Under the World Trade Organisation (WTO) agreements, countries cannot normally discriminate between their trading partners. If any country grants one country a special favour such as a lower customs duty rate for one of their products the same would need to be extended to all other WTO members. This principle is known as most-favoured-nation (MFN) treatment.
MFN is so important a principle that it is the first article of the General Agreement on Tariffs and Trade (GATT), which governs trade in goods. MFN is also a priority in the General Agreement on Trade in Services (GATS) (Article 2) and the Agreement on Trade-Related Aspects of Intellectual Property Rights (TRIPS) (Article 4). Together, those three agreements cover all three main areas of trade handled by the WTO.

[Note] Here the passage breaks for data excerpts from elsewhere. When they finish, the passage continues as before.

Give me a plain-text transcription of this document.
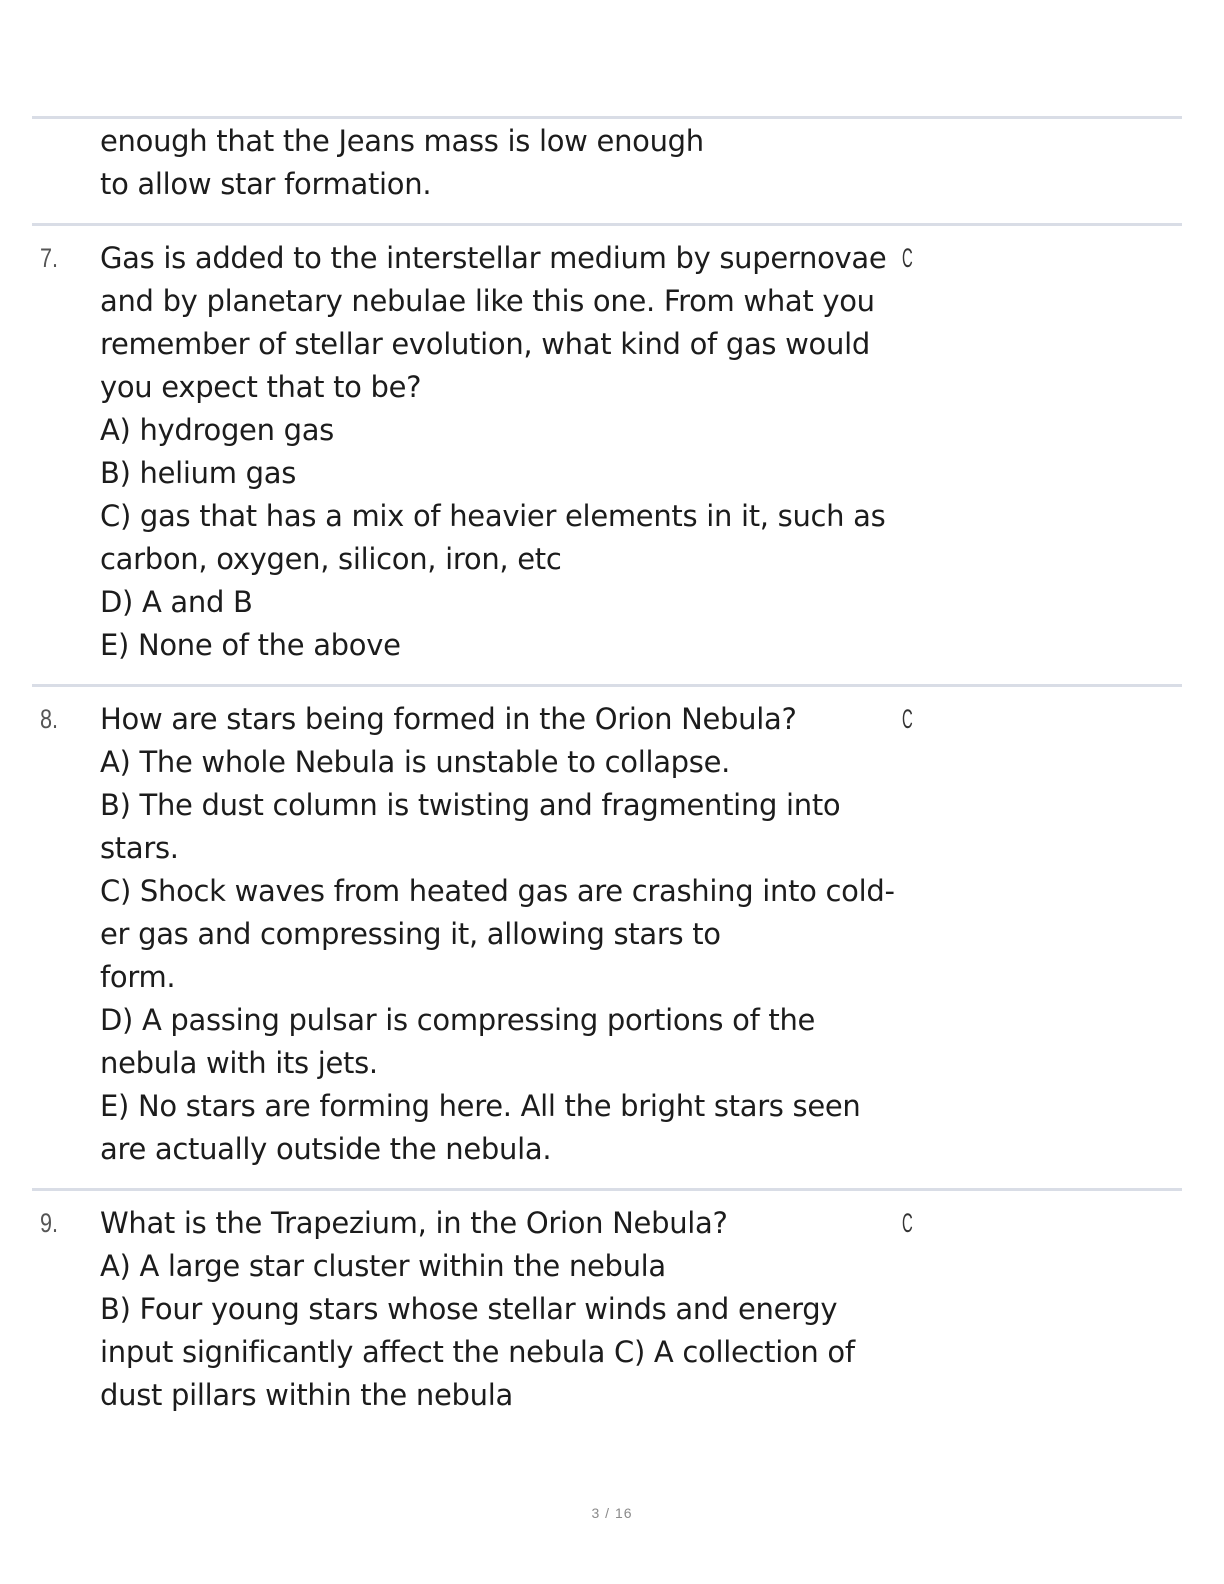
enough that the Jeans mass is low enough
to allow star formation.
7. Gas is added to the interstellar medium by supernovae
and by planetary nebulae like this one. From what you
remember of stellar evolution, what kind of gas would
you expect that to be?
A) hydrogen gas
B) helium gas
C) gas that has a mix of heavier elements in it, such as
carbon, oxygen, silicon, iron, etc
D) A and B
E) None of the above
C
8. How are stars being formed in the Orion Nebula?
A) The whole Nebula is unstable to collapse.
B) The dust column is twisting and fragmenting into
stars.
C) Shock waves from heated gas are crashing into cold-
er gas and compressing it, allowing stars to
form.
D) A passing pulsar is compressing portions of the
nebula with its jets.
E) No stars are forming here. All the bright stars seen
are actually outside the nebula.
C
9. What is the Trapezium, in the Orion Nebula?
A) A large star cluster within the nebula
B) Four young stars whose stellar winds and energy
input significantly affect the nebula C) A collection of
dust pillars within the nebula
C
3 / 16
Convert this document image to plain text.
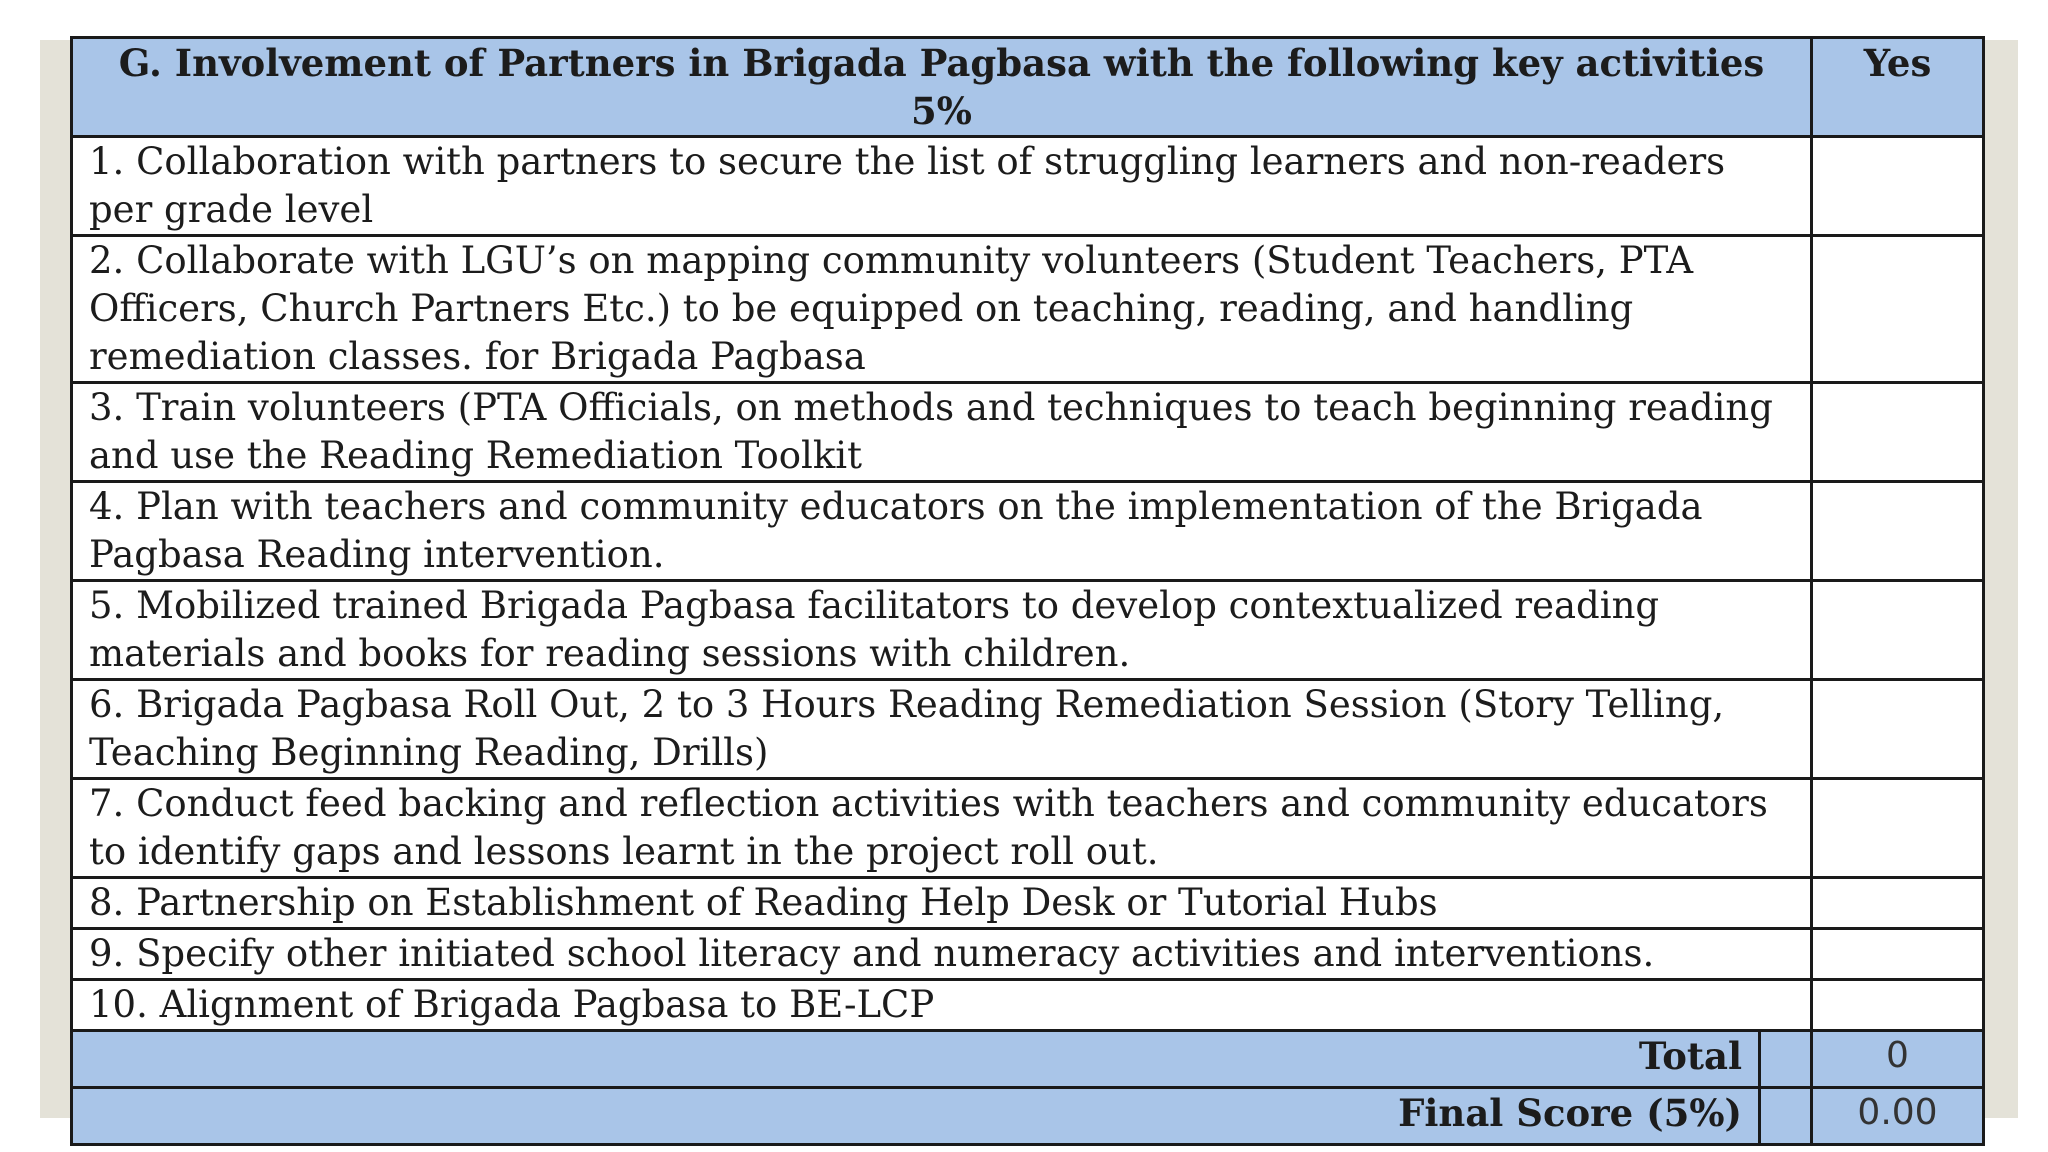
G. Involvement of Partners in Brigada Pagbasa with the following key activities 5%		Yes
1. Collaboration with partners to secure the list of struggling learners and non-readers per grade level		
2. Collaborate with LGU’s on mapping community volunteers (Student Teachers, PTA Officers, Church Partners Etc.) to be equipped on teaching, reading, and handling remediation classes. for Brigada Pagbasa		
3. Train volunteers (PTA Officials, on methods and techniques to teach beginning reading and use the Reading Remediation Toolkit		
4. Plan with teachers and community educators on the implementation of the Brigada Pagbasa Reading intervention.		
5. Mobilized trained Brigada Pagbasa facilitators to develop contextualized reading materials and books for reading sessions with children.		
6. Brigada Pagbasa Roll Out, 2 to 3 Hours Reading Remediation Session (Story Telling, Teaching Beginning Reading, Drills)		
7. Conduct feed backing and reflection activities with teachers and community educators to identify gaps and lessons learnt in the project roll out.		
8. Partnership on Establishment of Reading Help Desk or Tutorial Hubs		
9. Specify other initiated school literacy and numeracy activities and interventions.		
10. Alignment of Brigada Pagbasa to BE-LCP		
Total		0
Final Score (5%)		0.00
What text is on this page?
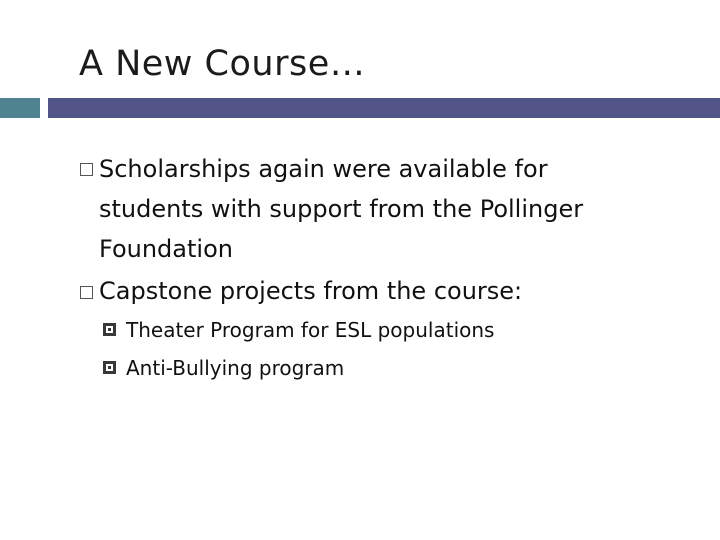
A New Course…
Scholarships again were available for students with support from the Pollinger Foundation
Capstone projects from the course:
Theater Program for ESL populations
Anti-Bullying program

Some exceptions, however, are allowed under WTO regime. For example, countries can set up a free trade agreement that applies only to goods traded within the group — discriminating against goods from outside. Or they can give developing countries special access to their markets. Or a country can raise barriers against products that are considered to be traded unfairly from specific countries. And in services, countries are allowed, in limited circumstances, to discriminate. But the agreements only permit these exceptions under strict conditions. In general, MFN means that every time a country lowers a trade barrier or opens up a market, it has to do so for the same goods or services for all its trading partners whether developed or developing.